Quelques idées pour patienter avant la sortie du prochain Gus Van Sant.
Will Hunting (Gus Van Sant, 1998)
Le cinéma de Gus Van Sant, vous le préférez comment ? Arty et expérimental, comme dans la trilogie Gerry / Elephant / Last Days ? Ou plutôt feel-good et chaleureux, comme au bon vieux de temps de Will Hunting ? Si vous penchez plutôt pour la deuxième option, alors Don’t worry, he won’t get far on foot est fait pour vous. Gus Van Sant raconte ici la vie d’un dessinateur satiriste de Portland, John Callahan, dans des jolies teintes automnales et douces-amères, une atmosphère “sundancienne” au pouvoir de séduction universelle, porté par les mélodies entêtantes de Danny Elfman et une prestation déchirante de Joaquin Phoenix. Ajoutons qu’il s’agit d’un vieux projet du cinéaste, qu’il envisageait de tourner dans les années 90 avec Robin Williams dans le rôle principal, et vous comprendrez que les fans de Will Hunting se doivent de voir ce film. Ceci dit, si vous êtes plutôt Harvey Milk, ça devrait vous plaire aussi.
Patients (Mehdi Idir et Grand Corps Malade, 2017)
Un an après Patients, quelques semaines après Stronger, Don’t worry, he won’t get far on foot confirme la mode post-Intouchables de la fable feel-good consacrée à des personnages en fauteuil roulant. “Dans les années 90, un film avec Robin Williams interprétant un tétraplégique, c’était un sujet radioactif pour les studios”, nous expliquait récemment Gus Van Sant en interview. Plus aujourd’hui, manifestement. Le cinéaste a donc enfin pu raconter la vie de cet ancien alcoolique abandonné par sa mère, devenu handicapé après un accident de voiture, et qui trouva un sens à sa vie grâce à l’art. Un peu comme Grand Corps Malade, oui.

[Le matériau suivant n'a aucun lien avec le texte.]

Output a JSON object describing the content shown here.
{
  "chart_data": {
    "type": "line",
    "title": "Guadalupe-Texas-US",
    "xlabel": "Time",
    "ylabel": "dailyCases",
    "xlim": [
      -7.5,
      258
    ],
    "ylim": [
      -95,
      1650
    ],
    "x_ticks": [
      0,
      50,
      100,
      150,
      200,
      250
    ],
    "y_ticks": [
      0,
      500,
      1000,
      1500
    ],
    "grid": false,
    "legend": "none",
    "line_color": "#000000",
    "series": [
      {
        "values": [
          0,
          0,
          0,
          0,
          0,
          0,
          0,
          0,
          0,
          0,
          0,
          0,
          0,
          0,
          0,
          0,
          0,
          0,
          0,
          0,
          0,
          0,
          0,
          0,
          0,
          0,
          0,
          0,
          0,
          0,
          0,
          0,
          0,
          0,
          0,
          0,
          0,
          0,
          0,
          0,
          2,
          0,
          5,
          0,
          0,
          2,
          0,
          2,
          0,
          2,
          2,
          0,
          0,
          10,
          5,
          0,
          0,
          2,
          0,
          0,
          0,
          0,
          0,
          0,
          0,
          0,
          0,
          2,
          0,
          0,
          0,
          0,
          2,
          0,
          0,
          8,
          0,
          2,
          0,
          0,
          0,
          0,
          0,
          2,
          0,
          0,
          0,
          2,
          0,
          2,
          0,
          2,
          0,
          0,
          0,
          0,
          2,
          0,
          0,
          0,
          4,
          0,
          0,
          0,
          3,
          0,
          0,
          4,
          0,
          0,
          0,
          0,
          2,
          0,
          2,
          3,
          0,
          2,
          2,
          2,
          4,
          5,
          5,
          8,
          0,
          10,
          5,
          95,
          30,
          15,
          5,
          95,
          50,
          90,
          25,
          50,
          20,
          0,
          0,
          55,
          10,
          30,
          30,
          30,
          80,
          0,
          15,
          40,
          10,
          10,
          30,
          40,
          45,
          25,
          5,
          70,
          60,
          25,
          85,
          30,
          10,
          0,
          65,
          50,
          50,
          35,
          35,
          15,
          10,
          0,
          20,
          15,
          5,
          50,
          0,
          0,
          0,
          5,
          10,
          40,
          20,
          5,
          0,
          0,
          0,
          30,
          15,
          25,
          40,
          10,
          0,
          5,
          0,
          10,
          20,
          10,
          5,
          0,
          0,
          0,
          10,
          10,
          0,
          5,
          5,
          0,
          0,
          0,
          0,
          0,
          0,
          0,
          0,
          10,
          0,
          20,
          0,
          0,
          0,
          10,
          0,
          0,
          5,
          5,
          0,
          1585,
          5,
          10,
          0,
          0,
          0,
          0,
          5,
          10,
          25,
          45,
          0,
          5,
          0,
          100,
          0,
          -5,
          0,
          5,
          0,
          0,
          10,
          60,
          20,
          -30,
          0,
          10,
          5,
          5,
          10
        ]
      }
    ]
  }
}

La Prière (Cédric Kahn, 2018)
La Fête est finie, La Prière… La mode ciné est aussi aux films sur les groupes thérapeutiques où des personnages d’addicts affrontent leurs démons. Don’t worry, he won’t get far on foot raconte comment John Callahan a pu s’en sortir grâce à un groupe d’Alcooliques Anonymes, peuplé dans le film de figures de la contre-culture (l’acteur Udo Kier, les musiciennes Beth Ditto, de Gossip, et Kim Gordon, de Sonic Youth), et animé par un gourou gay campé assez génialement par Jonah Hill. Comme dans le film de Cédric Kahn, on décroche ici de ses addictions en levant les yeux au ciel et en apprenant le sens de la grâce et du pardon.
The Master (Paul Thomas Anderson, 2012)
L’une des principales raisons de courir voir Don’t worry, he won’t get far on foot, c’est son acteur principal, Joaquin Phoenix, totalement renversant dans la peau de Callahan. L’acteur ajoute ici une pièce maîtresse à sa filmo, et on peut clairement s’amuser pendant la projection à tracer des parallèles entre ce film et d’autres titres phares de l’œuvre “phoenixienne”. Le portrait d’un artiste tiraillé entre Dieu et la débauche ? C’est bien sûr le Johnny Cash de Walk the Line. Un héraut de la contre-culture qui traverse le monde dans un état second ? C’est Doc Sportello, le détective privé d’Inherent Vice… Mais le film parfait pour un double-programme avec Don’t worry, he won’t get far on foot est sans doute The Master. L’alcoolisme, les communautés de misfits qui se regroupent à l’écart du monde, les portraits de paumés bouleversants… Deux vrais jumeaux thématiques.
C’est dur d’être aimé par des cons (Daniel Leconte, 2008)
Si Don’t worry, he won’t get far on foot était sorti dans les années 90, comme Gus Van Sant l’espérait à l’époque, il n’aurait sans doute pas eu la même résonnance qu’aujourd’hui, où les gens qui exercent le même métier que John Callahan (dessinateurs de presse) sont devenus des cibles humaines pour les terroristes. Il y a quelque chose de très émouvant dans ces scènes où John Callahan se promène en ville avec ses dessins sous les bras, pour les montrer aux passants, en choquant certains, en amusant d’autres, finissant par souder les habitants de Portland grâce à ses vannes politiquement incorrectes. A méditer devant ce docu sur Charlie Hebdo qui racontait la tourmente du journal après la publication des caricatures de Mahomet et réfléchissait aux risques courus par la liberté d’expression.
Don't worry, he won't get far on foot, de Gus Van Sant, en salles le 4 avril.